Because antigens (substances that give rise to an immune response) derived from such mutations, called neoantigens, appear only when cancer develops, the immune system is more likely to recognize them and mount a strong response to the tumor. Trials aimed at developing fully personalized cancer immunotherapy, in which each patient receives a unique set of neoantigens, are currently underway. A fully personalized neoantigen vaccine has two important elements: One is to identify the neoantigens made by an individual's tumor using next-generation DNA sequencing technology; the other is to predict neoantigen-derived peptides - a type of chemical compound - that the patient's immune system might recognize. The current research collaboration will employ a combination of mass spectrometry, an analytical method that identifies and measures the mass of various substances, and gene mutation analysis to increase the accuracy of identifying neoantigens and predicting immunogenicity - the capability for eliciting an immune response - in evaluating the feasibility of producing an optimal mix of neoantigens for vaccination.
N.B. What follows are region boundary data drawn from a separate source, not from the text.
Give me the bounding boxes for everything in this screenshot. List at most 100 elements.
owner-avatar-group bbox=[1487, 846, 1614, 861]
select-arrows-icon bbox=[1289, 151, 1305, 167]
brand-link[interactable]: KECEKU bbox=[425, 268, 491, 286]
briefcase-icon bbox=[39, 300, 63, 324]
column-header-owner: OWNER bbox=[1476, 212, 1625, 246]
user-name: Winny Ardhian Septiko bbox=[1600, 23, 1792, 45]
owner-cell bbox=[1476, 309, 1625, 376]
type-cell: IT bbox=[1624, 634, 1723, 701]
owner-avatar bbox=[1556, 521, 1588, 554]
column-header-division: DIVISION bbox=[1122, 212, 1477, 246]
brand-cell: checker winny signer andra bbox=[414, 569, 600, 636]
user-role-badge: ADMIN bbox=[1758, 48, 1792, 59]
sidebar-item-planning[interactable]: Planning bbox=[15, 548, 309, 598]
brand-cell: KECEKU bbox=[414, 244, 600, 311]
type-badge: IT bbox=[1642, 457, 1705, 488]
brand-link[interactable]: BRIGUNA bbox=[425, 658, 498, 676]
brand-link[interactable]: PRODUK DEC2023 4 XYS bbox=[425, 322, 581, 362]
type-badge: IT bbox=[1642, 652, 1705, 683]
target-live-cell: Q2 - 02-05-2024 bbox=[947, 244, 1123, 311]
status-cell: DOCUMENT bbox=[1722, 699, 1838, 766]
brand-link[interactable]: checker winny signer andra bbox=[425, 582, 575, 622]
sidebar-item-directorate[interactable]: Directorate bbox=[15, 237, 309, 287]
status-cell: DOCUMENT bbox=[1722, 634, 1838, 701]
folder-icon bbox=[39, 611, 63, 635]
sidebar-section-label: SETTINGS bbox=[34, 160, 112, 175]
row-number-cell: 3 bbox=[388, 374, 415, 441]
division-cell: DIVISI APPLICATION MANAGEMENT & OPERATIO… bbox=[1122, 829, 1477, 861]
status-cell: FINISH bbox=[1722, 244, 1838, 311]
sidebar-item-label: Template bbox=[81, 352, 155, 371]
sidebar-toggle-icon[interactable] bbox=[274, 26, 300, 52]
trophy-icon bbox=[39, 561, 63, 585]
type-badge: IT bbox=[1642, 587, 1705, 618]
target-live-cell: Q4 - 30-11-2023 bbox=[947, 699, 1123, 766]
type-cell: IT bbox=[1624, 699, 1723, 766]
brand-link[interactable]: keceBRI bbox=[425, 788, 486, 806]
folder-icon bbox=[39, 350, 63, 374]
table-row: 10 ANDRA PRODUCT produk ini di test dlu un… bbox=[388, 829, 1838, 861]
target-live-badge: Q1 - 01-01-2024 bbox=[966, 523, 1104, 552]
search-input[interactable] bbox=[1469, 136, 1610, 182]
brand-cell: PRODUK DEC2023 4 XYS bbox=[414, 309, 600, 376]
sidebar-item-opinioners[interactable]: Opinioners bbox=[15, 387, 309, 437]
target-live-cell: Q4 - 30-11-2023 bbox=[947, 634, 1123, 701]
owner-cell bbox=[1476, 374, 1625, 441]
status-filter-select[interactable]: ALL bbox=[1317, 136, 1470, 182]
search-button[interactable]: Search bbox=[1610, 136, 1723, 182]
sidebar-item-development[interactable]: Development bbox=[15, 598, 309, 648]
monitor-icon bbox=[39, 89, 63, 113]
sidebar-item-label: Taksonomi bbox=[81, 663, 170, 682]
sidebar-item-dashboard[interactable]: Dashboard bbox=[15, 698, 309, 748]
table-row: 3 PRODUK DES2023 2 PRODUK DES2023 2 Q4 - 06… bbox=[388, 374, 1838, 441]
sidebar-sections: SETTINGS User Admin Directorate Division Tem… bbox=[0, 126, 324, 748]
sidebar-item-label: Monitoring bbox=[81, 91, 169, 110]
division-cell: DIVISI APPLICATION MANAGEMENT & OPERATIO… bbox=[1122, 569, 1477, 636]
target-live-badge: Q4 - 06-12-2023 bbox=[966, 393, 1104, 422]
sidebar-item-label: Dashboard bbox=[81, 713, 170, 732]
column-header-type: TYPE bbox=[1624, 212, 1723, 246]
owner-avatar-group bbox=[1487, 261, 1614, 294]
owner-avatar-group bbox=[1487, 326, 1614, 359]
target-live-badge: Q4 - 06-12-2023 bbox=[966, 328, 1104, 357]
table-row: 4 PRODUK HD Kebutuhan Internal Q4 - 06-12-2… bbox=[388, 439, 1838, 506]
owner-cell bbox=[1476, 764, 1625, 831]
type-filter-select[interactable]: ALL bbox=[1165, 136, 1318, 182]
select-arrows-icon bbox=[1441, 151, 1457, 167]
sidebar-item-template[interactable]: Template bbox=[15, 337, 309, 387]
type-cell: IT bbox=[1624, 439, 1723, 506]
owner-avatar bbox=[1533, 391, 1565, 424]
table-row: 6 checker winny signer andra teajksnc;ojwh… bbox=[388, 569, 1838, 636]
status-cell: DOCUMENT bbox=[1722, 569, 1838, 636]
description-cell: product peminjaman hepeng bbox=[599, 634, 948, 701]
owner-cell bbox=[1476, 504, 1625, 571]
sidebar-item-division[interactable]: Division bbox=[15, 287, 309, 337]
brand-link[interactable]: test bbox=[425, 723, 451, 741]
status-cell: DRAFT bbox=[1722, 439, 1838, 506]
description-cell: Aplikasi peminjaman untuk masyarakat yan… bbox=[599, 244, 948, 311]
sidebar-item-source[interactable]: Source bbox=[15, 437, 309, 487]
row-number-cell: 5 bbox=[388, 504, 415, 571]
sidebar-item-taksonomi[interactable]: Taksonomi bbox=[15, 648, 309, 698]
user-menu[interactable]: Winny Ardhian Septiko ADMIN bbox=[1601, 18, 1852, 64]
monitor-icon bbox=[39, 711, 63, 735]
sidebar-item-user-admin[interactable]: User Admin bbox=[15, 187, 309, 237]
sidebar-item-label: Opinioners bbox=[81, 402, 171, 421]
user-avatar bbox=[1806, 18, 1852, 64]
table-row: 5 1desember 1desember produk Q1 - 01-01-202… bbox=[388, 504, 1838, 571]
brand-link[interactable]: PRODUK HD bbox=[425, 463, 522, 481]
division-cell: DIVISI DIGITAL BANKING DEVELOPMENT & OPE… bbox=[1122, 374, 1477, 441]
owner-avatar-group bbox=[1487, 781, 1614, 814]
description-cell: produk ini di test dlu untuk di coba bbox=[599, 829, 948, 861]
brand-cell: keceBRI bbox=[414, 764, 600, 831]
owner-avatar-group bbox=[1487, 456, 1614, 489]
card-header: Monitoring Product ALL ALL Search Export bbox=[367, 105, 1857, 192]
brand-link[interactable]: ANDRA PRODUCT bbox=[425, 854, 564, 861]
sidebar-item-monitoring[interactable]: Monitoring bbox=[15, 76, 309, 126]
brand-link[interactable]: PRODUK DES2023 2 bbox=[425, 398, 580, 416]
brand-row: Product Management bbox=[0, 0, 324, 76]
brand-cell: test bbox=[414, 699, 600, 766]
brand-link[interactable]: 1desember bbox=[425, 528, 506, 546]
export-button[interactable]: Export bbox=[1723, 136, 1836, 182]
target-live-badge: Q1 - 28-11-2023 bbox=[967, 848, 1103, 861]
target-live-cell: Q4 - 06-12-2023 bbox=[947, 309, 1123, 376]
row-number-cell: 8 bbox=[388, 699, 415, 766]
The gene analysis will be conducted to precisely identify the gene mutations unique to cancer cells based on analyzing a pair of genomic DNA taken from healthy cells and tumor cells. At the same time, mass spectrometry analysis will be used to identify peptides that appear on the surface of cancer cells after isolating them. Matching the results of both analyses will make it possible to identify neoantigens that actually show up on the surface of the cancer cells and are thus expected to possess immunogenicity. The collaboration consisting of genomic, proteomic (studying the set of proteins produced by a certain genome) and immunology research is led by Professor Hiroyuki Aburatani and Associate Professor Takeshi Kawamura of the University of Tokyo, with Dr. Tetsuro Sasada, director of the Cancer Vaccine Center at the Kanagawa Cancer Center, and BrightPath also participating. BrightPath is currently conducting two clinical trials for cancer peptide vaccines: a late-stage trial in Japan employing a semi-personalized administration method, and an early-stage clinical trial in the U.S. using a combination of a peptide vaccine and immune checkpoint inhibitors. This research collaboration promises to lead to the next phase of clinical studies aimed at developing a fully personalized cancer vaccine as a next-generation treatment for the disease.